En fin de matinée, les desserts étaient tous prêts. J'ai filé en salle pour donner un coup de main à Abbi. Nous avons enchainé les pintes, les sandwichs et les tables à débarrasser. Ma patronne a passé son temps à râler sur l'agence d'emploi qu'elle a contactée. Elle n'a pas tort, en presque deux mois, ils n'ont pas été fichus de nous proposer un seul candidat potable. Selon eux, le fait que Kinvara soit enclavée autour du golf de l'Atlantique n'est pas un atout. A croire que les serveurs possédant quelques compétences culinaires et recherchant un emploi à durée indéterminée ne courent pas les rues. Bref, toujours est-il que je me retrouve désormais submergé de travail et que je n'arrive plus à sortir de cette cuisine.

Mes journées commencent de plus en plus tôt et terminent de plus en plus tard. Mila fait maintenant ses devoirs dans un petit coin de la salle, la plupart du temps avec Ariane, pendant que je pâtisse, encore et toujours. Mes weekends se retrouvent grignotés par l'ampleur des préparations à confectionner pour le teatime. Heureusement, le dimanche et le lundi, le pub n'est pas ouvert. Hier soir, alors que nous fermions le pub à presque minuit - ce qui n'est pas inhabituel pour un vendredi - Abbi m'a demandé si je tenais le choc.

-Honnêtement ? Ça commence à être vraiment difficile. J'ai de moins en moins de temps pour voir Mila et Holly.

-Je sais, a-t-elle soupiré, défaitiste. Bon, le prochain candidat que m'envoie l'agence, je l'embauche, tant pis s'il n'est pas parfait !

-Non, non, ne vous forcez pas à prendre n'importe qui, sous prétexte qu'on a besoin de bras.

-Tu vas bientôt t'absenter durant plusieurs semaines Louis, il faut bien que je trouve une solution.

-Je sais mais...

-De toute façon, mon cousin Cahal a déjà accepté de te remplacer pendant que tu seras à la télé. Il ne me reste plus qu'à dégoter un petit serveur et on sera tranquille.

Quand j'ai parlé du concours télévisé à Abbi, elle était surprise mais elle s'est montrée très encourageante. Elle m'a tout de suite rassuré, m'assurant qu'elle trouverait vite quelqu'un pour cuisiner pendant mon absence.
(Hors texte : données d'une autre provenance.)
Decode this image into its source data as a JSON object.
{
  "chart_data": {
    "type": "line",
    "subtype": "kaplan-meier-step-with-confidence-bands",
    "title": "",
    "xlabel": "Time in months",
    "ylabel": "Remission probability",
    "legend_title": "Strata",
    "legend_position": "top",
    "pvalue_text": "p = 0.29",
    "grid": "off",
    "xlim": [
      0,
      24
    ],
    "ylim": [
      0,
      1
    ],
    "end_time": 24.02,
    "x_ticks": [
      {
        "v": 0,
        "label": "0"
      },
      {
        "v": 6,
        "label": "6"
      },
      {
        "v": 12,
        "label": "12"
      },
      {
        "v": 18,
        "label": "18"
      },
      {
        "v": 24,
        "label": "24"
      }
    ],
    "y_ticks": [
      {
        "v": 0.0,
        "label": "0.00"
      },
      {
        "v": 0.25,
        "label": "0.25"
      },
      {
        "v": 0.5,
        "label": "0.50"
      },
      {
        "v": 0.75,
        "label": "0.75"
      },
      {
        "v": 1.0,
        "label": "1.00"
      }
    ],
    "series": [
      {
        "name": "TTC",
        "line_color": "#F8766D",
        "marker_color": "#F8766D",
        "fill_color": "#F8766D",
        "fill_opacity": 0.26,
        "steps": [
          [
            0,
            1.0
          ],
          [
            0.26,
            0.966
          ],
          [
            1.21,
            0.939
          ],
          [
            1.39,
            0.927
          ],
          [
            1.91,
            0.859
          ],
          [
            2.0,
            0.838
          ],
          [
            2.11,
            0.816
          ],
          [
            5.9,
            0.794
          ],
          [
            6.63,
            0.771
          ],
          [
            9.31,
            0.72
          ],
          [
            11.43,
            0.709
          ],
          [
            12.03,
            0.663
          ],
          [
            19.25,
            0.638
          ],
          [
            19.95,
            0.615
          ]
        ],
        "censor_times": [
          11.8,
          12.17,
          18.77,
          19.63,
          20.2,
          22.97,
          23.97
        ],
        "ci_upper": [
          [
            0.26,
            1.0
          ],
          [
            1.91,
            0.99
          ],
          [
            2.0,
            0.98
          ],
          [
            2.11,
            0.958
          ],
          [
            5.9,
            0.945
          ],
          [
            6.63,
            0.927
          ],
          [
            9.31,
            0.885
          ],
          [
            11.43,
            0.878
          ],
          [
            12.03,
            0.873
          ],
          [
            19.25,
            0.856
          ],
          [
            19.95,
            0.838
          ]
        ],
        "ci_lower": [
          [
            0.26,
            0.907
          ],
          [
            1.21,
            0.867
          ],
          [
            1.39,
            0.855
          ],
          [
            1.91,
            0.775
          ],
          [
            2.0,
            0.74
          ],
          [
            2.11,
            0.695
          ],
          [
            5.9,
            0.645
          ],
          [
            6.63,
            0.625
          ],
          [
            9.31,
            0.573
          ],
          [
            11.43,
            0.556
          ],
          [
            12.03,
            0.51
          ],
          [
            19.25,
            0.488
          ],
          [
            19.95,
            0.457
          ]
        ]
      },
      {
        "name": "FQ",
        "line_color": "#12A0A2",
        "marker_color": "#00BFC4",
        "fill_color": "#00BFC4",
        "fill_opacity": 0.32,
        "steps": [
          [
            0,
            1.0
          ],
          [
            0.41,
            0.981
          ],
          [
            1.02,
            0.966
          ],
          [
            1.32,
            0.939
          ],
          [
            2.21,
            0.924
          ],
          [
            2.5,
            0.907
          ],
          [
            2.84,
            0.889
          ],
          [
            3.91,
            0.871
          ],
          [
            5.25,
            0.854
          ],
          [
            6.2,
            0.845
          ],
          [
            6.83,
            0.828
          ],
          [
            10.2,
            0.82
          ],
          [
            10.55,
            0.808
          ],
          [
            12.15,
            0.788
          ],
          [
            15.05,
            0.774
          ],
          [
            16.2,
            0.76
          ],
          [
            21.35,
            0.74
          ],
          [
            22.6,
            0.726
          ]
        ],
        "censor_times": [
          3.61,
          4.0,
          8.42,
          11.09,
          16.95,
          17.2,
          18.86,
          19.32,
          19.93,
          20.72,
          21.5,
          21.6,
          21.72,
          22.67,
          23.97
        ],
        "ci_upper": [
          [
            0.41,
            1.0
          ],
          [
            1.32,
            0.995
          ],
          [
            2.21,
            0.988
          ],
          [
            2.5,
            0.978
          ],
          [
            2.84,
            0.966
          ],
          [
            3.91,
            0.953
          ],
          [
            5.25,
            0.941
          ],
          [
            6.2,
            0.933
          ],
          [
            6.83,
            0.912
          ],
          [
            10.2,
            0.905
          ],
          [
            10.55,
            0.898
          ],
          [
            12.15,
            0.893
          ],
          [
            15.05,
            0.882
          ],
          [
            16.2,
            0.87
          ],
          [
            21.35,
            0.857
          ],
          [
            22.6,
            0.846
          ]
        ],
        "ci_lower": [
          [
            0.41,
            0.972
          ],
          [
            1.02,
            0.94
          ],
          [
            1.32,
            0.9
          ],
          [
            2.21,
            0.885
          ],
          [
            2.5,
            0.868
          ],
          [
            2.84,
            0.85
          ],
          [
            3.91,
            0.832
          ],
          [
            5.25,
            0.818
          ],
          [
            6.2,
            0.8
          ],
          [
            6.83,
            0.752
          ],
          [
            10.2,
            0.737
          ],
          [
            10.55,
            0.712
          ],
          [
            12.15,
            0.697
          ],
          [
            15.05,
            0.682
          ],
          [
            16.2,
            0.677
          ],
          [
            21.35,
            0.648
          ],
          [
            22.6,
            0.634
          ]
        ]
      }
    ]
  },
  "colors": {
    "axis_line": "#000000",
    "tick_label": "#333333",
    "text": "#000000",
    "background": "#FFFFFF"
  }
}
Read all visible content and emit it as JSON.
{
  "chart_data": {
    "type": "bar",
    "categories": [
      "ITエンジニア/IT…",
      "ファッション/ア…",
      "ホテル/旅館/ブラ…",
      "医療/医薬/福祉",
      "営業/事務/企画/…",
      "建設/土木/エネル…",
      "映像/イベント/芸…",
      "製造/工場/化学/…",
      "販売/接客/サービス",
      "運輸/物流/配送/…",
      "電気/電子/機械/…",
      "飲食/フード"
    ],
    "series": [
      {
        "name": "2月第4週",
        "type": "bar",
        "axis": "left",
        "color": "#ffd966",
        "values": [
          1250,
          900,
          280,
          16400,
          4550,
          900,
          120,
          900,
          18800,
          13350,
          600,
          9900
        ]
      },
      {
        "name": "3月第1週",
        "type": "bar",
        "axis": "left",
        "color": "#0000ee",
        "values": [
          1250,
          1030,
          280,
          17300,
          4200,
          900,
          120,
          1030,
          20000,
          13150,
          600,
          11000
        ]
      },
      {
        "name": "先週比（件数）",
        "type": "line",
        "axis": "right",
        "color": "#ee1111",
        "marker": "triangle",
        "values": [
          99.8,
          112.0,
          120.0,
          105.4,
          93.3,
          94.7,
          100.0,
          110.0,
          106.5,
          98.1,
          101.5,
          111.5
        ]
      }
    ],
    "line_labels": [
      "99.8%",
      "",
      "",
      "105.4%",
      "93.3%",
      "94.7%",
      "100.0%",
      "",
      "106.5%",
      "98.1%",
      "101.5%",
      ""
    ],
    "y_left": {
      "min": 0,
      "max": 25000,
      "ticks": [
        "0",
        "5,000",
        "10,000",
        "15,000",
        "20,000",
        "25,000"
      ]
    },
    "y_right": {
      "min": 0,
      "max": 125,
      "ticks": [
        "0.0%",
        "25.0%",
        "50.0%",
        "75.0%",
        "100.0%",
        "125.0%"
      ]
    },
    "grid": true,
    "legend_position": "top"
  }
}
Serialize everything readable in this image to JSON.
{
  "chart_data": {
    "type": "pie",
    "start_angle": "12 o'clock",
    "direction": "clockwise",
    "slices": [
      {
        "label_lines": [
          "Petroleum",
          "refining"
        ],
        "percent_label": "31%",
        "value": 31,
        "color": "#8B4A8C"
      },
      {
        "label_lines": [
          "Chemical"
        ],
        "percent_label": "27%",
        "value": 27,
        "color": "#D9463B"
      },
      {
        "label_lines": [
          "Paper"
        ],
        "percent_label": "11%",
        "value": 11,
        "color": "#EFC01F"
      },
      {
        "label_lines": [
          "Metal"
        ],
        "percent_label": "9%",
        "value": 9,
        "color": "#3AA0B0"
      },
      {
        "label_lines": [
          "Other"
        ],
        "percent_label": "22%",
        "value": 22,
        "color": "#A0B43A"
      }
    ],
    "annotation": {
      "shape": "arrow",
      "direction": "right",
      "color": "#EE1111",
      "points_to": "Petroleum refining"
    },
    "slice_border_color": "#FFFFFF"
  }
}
Avec à peine quatre heures de sommeil dans les jambes, je tiens à peine debout. Il est seulement treize heures mais je m'accorde une petite sieste, juste de quoi me requinquer avant d'affronter le service sucré de l'après-mid. Une heure plus tard, je suis déjà à pied d'oeuvre pour accueillir les premiers fans de gâteaux. Le samedi, les clients arrivent de plus en plus tôt et sont de plus en plus nombreux. Nous servons plus de quatre-vingt palais avisés ! Abbi est ravie, les caisses du pub ne se sont jamais aussi bien portées.

Deux heures plus tard, le teatime bat son plein mais mon adorable patronne a eu la gentillesse de faire appel à des bras musclés pour me seconder. Je peux donc tirer ma révérence et retrouver la quiétude de mon appartement. Enfin, c'est vite dit.